In other earthquake-related action, the council:
Approved spending $15,000 for a temporary free shuttle service in the Uptown area to transport shoppers to businesses that have moved into temporary in portable structures. The grant will be given to the Whittier Uptown Assn., which will contract with Community Transit Services for the shuttle service. The shuttle will begin within a week and will continue for 60 days.
Extended an emergency ordinance allowing area merchants to relocate to portable, prefabricated structures until September, 1988, and passed an emergency ordinance allowing residents to live in trailers or other temporary housing on their property for 45 days while homes are being repaired.
Approved contributing $100,000 from city reserves to the Whittier Disaster Relief Fund, bringing the fund total to $293,000.

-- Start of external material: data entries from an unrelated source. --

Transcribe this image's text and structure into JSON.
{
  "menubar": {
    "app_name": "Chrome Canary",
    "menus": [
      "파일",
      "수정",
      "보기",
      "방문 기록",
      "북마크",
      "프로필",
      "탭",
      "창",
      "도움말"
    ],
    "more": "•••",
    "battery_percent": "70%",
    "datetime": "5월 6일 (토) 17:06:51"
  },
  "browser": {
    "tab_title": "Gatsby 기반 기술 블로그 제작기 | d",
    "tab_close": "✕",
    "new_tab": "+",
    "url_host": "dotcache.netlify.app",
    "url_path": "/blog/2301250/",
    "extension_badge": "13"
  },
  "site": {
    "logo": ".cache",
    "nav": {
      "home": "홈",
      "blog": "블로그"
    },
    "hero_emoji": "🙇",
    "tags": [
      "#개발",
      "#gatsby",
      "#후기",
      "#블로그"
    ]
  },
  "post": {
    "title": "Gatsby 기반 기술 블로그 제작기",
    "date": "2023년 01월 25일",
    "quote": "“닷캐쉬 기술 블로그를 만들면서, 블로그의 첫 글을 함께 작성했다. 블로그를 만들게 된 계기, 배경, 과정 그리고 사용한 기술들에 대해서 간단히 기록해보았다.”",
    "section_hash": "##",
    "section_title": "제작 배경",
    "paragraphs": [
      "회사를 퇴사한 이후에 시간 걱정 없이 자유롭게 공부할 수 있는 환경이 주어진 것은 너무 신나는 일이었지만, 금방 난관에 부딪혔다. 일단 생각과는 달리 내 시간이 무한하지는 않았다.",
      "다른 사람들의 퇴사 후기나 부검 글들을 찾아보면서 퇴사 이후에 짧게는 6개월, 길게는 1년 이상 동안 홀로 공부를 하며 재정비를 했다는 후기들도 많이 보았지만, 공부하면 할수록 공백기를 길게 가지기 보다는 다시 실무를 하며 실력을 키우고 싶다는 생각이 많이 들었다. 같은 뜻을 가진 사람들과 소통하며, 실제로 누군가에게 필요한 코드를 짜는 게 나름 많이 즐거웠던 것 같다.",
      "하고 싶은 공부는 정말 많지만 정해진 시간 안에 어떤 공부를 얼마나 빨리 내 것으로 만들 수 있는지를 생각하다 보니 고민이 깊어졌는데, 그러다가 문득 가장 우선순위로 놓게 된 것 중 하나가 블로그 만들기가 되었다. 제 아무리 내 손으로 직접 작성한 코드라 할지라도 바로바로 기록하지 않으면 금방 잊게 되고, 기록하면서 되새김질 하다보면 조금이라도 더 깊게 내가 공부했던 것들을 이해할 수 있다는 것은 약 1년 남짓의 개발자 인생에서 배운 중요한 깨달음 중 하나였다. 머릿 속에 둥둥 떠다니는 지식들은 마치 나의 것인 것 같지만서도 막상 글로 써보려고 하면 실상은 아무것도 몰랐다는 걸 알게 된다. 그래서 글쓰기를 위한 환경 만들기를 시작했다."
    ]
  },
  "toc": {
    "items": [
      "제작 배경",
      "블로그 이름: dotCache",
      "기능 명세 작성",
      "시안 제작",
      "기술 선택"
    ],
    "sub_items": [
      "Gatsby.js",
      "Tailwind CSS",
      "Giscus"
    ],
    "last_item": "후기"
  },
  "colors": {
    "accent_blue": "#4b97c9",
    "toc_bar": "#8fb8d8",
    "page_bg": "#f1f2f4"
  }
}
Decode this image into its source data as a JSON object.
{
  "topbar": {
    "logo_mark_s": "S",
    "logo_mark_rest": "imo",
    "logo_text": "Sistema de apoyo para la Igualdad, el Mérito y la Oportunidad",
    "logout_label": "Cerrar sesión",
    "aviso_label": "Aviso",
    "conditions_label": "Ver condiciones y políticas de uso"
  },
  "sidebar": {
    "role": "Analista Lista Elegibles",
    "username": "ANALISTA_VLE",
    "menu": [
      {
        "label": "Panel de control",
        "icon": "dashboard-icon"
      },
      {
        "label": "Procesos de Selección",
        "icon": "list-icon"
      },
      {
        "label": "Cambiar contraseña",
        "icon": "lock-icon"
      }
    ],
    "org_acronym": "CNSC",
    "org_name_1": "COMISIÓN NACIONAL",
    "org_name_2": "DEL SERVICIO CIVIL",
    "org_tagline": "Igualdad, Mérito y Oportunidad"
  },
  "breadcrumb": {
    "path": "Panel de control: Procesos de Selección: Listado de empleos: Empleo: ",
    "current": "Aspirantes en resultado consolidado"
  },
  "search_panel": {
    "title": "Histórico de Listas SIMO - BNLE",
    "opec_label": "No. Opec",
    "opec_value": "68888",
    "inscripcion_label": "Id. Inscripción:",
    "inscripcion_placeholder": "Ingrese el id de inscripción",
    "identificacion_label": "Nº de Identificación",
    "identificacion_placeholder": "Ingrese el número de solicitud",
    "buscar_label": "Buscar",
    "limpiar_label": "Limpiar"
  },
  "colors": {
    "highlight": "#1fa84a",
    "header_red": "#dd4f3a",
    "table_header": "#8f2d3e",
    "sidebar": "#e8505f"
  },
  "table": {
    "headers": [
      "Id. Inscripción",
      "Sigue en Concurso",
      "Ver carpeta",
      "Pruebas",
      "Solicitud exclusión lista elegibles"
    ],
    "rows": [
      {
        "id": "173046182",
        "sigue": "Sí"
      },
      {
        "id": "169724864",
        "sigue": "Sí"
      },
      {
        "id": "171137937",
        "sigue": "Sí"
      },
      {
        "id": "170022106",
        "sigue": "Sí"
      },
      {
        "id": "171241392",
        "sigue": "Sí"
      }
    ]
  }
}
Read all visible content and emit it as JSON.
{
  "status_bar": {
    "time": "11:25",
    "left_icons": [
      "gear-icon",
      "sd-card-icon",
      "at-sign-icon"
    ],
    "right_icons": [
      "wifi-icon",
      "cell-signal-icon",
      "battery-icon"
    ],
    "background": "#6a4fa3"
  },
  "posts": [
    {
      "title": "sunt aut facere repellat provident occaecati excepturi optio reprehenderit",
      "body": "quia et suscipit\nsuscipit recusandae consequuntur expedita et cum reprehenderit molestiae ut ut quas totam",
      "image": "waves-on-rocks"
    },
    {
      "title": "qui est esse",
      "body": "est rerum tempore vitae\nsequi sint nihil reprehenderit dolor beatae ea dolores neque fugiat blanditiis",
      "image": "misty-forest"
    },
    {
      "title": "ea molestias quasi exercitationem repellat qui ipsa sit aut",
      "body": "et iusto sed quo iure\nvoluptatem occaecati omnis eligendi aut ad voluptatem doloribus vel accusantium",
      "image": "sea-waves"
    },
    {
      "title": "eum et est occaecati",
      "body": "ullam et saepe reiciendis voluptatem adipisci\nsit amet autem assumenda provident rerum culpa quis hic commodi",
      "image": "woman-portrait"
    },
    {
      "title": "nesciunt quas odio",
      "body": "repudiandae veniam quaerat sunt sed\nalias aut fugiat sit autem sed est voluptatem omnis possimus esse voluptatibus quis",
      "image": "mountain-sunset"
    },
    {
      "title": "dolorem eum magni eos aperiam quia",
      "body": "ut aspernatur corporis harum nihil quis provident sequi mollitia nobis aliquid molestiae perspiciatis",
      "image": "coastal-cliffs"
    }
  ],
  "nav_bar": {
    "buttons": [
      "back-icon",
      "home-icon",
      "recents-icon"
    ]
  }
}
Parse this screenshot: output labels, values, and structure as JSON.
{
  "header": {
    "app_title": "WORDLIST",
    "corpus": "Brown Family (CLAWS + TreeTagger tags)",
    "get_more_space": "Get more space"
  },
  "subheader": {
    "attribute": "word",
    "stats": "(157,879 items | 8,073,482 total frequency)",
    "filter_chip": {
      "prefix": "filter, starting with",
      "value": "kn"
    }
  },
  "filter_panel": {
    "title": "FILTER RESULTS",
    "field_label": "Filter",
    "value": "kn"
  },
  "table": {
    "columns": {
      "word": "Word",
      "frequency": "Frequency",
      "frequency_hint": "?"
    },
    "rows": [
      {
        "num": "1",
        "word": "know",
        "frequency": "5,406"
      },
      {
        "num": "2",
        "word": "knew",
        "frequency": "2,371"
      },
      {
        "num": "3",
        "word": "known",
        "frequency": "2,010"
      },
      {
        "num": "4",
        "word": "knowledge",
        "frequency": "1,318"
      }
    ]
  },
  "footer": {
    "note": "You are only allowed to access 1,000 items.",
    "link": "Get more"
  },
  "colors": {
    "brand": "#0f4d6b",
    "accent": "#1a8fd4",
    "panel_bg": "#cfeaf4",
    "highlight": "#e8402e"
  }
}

It will be at least two weeks before the city will be able to start its own loan and grant programs, which the council also approved at Tuesday's meeting.
Money for the program will be transferred from four Community Development Block Grant programs, $100,000 from the Putnam Street redevelopment project and $261,000 from three Home Rehabilitation programs.
The Putnam Street project has been delayed by property owners who do not want to sell to the city, and it is unlikely that work would begin before the federal deadline for this year's CDBG reimbursement, according to Assistant City Manager Robert Griego.
Earthquake damage to homes has reduced the number of residences eligible for two home rehabilitation programs, and the third will continue operating with reduced funding, the report said. The council also voted to change the start of CDBG fiscal year from July 1 to Jan. 1, allowing the money borrowed from these four programs to be replaced in about two months.